От еды и тепла закружилась голова, заныли синяки и ссадины, и меньше всего Зимич хотел связываться с охотниками — разбойников ему вполне хватило. Однако Жарко прошел мимо дважды, как будто ненарочно задевая скамейку, на которой Зимич сидел. Случись такое в городе, в кабаке, в присутствии товарищей, Зимич счел бы это поводом для драки. По меньшей мере молчать он бы не стал. Жарко остался недоволен, и, проходя мимо Зимича в третий раз, не только споткнулся о скамейку, но и проворчал:
— Расселся тут, прохода нет…
Зимич, закипая, промолчал и на этот раз, коротко глянул на охотника и отвернулся, уставившись в кружку с пивом. И на обратном пути тот уже от души пнул скамейку ногой, так что пиво пролилось в тарелку с мясом. Спустить такое было бы полной потерей всякого чувства собственного достоинства, и Зимич поднялся, отшвыривая дерюжку в сторону.

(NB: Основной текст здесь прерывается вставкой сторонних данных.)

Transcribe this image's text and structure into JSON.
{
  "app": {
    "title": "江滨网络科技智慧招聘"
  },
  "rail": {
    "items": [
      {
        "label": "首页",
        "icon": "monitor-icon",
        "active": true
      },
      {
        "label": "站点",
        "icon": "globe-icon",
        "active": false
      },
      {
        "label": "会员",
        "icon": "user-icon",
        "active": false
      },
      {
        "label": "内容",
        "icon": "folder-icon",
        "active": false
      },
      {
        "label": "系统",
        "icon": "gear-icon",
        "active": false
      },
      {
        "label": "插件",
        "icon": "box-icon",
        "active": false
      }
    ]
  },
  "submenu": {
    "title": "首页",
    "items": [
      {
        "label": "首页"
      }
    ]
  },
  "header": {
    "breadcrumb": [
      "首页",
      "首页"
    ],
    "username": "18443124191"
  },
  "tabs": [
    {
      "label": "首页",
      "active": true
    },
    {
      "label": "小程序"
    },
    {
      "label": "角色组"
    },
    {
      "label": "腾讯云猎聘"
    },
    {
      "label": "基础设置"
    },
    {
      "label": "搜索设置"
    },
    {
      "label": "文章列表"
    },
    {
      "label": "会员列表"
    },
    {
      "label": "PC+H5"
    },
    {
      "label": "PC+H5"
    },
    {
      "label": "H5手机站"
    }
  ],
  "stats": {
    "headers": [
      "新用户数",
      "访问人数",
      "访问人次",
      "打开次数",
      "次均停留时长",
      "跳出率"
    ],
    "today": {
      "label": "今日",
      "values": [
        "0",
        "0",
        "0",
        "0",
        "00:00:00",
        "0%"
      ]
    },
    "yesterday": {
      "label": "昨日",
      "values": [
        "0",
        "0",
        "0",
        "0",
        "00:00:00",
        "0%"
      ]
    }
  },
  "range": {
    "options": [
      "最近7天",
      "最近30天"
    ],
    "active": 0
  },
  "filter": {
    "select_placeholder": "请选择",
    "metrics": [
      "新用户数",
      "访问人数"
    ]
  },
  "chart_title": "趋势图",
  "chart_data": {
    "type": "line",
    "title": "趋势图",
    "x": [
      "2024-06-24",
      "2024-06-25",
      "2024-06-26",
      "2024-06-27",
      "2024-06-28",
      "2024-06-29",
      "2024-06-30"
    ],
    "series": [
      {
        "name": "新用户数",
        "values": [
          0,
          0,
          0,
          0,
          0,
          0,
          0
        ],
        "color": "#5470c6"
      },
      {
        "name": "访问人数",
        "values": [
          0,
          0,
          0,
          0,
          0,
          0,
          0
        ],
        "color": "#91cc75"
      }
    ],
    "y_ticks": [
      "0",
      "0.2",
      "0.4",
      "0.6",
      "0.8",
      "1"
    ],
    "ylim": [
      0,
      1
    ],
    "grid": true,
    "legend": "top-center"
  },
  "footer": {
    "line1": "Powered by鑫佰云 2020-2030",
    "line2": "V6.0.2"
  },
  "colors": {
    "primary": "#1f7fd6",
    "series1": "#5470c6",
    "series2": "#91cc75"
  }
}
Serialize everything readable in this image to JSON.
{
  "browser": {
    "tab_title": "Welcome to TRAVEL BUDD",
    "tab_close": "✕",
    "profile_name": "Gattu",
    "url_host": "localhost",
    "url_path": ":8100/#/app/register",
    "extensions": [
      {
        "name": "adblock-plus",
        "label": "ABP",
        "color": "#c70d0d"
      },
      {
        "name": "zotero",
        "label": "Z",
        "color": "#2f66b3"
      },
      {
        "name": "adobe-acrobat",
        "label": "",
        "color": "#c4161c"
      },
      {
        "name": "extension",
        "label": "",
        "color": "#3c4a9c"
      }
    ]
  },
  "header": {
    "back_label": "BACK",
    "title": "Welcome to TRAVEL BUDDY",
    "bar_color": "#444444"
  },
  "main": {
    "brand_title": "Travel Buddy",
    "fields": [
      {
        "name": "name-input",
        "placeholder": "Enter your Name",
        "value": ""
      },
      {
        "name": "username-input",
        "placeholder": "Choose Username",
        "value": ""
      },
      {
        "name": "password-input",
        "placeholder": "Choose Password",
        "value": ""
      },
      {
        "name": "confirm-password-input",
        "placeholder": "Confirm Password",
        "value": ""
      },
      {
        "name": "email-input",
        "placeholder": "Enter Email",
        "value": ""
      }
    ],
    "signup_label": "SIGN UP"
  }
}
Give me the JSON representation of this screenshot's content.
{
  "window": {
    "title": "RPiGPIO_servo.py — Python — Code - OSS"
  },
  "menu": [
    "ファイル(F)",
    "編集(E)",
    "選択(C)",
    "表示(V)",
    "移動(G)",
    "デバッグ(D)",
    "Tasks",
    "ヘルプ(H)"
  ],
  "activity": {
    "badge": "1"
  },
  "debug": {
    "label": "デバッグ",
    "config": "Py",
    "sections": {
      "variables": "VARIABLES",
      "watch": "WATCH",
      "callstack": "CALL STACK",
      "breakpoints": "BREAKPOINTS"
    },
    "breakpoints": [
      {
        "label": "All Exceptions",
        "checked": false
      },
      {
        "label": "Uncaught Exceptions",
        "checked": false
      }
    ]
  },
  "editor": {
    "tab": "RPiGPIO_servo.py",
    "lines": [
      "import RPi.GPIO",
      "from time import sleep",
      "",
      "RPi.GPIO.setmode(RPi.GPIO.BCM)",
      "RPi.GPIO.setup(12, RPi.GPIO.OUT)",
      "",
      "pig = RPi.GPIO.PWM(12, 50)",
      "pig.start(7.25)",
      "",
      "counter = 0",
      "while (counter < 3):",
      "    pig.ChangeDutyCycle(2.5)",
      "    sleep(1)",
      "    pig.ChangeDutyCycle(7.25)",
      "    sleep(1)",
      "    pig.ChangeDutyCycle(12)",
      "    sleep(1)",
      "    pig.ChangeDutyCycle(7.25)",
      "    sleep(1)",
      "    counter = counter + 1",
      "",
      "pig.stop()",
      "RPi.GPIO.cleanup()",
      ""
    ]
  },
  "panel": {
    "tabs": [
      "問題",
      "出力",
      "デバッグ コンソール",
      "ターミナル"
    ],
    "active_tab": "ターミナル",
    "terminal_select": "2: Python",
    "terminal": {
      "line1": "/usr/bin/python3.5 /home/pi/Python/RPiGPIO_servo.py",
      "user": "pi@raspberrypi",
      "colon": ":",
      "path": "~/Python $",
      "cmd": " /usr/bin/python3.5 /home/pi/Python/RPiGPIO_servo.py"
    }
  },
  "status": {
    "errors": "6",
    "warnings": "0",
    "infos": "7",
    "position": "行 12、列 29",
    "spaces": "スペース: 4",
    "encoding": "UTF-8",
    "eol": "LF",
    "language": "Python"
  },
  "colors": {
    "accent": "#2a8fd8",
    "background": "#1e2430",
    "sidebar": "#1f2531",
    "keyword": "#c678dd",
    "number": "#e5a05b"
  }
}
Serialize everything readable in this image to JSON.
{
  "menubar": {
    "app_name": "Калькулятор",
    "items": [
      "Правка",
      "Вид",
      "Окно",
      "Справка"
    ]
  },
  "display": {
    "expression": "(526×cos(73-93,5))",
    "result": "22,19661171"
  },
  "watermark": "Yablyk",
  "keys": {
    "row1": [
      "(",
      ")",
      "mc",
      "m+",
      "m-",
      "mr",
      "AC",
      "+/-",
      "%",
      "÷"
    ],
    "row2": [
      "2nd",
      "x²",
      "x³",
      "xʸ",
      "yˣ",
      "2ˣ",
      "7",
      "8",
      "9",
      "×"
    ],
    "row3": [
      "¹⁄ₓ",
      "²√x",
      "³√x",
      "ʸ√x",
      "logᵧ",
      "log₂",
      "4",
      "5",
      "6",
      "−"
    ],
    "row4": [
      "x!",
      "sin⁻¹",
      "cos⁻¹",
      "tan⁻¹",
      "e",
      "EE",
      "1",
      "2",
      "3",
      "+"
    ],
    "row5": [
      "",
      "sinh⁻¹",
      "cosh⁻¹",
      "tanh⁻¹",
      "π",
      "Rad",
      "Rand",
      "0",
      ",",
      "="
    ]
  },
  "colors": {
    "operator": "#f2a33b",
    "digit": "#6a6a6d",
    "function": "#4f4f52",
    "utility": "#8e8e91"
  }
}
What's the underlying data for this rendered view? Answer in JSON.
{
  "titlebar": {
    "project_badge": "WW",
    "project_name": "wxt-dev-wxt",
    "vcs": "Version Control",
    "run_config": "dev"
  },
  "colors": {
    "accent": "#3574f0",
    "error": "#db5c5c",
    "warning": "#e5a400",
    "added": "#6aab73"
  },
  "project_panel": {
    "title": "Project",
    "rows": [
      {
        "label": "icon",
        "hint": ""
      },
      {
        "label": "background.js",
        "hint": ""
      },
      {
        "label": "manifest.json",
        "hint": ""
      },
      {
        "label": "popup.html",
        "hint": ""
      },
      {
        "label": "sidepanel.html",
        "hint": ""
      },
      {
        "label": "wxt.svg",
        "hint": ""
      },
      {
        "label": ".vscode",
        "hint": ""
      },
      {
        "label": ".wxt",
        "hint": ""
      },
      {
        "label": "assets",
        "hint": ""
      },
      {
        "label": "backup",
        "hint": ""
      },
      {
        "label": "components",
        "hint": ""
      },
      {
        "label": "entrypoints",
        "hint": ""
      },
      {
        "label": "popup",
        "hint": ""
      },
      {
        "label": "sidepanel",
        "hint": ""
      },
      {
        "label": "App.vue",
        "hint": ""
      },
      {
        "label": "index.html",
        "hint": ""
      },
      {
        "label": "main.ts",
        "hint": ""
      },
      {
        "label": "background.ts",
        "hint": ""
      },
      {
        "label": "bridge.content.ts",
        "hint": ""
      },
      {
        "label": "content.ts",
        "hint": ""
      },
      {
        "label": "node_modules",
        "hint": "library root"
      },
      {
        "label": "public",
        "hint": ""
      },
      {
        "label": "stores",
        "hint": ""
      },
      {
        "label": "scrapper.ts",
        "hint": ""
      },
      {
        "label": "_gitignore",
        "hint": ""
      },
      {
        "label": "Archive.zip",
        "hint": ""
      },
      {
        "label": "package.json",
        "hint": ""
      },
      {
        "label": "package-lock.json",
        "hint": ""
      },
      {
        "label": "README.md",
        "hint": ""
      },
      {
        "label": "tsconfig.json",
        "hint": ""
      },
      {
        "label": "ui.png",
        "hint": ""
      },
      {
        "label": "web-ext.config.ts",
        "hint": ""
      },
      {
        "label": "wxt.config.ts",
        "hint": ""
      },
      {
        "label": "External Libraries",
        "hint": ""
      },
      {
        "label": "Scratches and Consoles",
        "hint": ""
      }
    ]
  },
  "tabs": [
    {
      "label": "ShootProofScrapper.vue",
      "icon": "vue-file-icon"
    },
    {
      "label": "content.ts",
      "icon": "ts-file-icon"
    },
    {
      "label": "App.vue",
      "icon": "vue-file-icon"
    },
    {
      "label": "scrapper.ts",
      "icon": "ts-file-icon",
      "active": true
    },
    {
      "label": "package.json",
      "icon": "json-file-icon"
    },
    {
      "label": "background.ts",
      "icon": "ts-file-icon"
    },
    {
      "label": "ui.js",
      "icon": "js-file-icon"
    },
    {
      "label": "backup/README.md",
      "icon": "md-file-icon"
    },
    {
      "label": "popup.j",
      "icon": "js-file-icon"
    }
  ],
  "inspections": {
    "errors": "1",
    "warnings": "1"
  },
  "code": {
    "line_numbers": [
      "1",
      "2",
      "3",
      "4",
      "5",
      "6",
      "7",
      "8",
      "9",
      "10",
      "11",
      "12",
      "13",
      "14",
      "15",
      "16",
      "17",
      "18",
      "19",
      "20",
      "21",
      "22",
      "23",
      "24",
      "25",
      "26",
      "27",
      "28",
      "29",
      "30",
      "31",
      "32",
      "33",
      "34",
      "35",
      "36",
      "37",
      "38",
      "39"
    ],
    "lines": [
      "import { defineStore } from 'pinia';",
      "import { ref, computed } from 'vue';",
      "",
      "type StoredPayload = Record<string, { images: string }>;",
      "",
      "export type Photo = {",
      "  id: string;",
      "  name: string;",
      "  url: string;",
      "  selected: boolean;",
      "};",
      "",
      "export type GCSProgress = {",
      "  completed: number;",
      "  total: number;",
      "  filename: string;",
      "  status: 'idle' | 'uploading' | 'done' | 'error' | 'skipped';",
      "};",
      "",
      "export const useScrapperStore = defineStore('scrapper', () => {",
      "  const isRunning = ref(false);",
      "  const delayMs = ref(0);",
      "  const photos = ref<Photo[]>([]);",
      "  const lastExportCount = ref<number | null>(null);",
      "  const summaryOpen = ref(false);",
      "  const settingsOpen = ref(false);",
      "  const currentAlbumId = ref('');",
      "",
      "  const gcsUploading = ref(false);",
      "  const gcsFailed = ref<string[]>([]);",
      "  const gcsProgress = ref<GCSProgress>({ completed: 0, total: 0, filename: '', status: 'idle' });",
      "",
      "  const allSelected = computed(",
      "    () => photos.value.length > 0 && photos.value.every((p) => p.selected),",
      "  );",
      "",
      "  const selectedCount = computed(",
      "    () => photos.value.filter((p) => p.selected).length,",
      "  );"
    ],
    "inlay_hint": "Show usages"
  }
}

Только-только утихшая боль в сбитых ногах двумя острыми иглами прошила тело от пяток до макушки, добавляя злости, и он с разворота надел глиняную кружку на голову задире-охотнику. Кружка разлетелась вдребезги; к пиву, стекавшему по растерянному лицу Жарко, тут же примешались струйки крови. Тот не ожидал такого начала поединка и отступил на шаг, выговаривая:
— Ба, студент…
Дрались остервенело и без правил, пока трактирщик не потребовал их разнять. Лесные люди постарше скрутили обоих и выбросили на мороз, предложив охладиться, но молодые охотники высыпали из трактира поглазеть на продолжение — во дворе было светло от костров, да и места побольше.
Не было ничего удивительного в том, что продержался Зимич недолго: не смог подняться после хорошего удара в подбородок. Охотники оттрубили победу, поздравили Жарко и с гомоном отправились обратно в трактир, а Зимич так и не мог оторвать голову от утоптанного снега: тело не слушалось. Прошло несколько минут, но легче не стало, и Зимич оставил попытки подняться — слишком они были мучительными. Да и возвращение в трактир показалось ему чересчур бесславным: оставалось только добраться до ближайшего костра — авось не прогонят… Он не ощущал холода и не хотел думать о том, что вскоре попросту замерзнет.
О нем вспомнили — правда, не сразу. Двое охотников вышли во двор, подхватили Зимича под мышки и втащили в тепло. Над ним столпились лесные люди, кто-то опустил лампу к его лицу и сказал:
— Не, живой.
— А ну-ка посвети еще! — раздался сверху молодой и смутно знакомый голос.
— Чего светить-то, Митко? Оттащим на постель, глядишь, до завтра отлежится.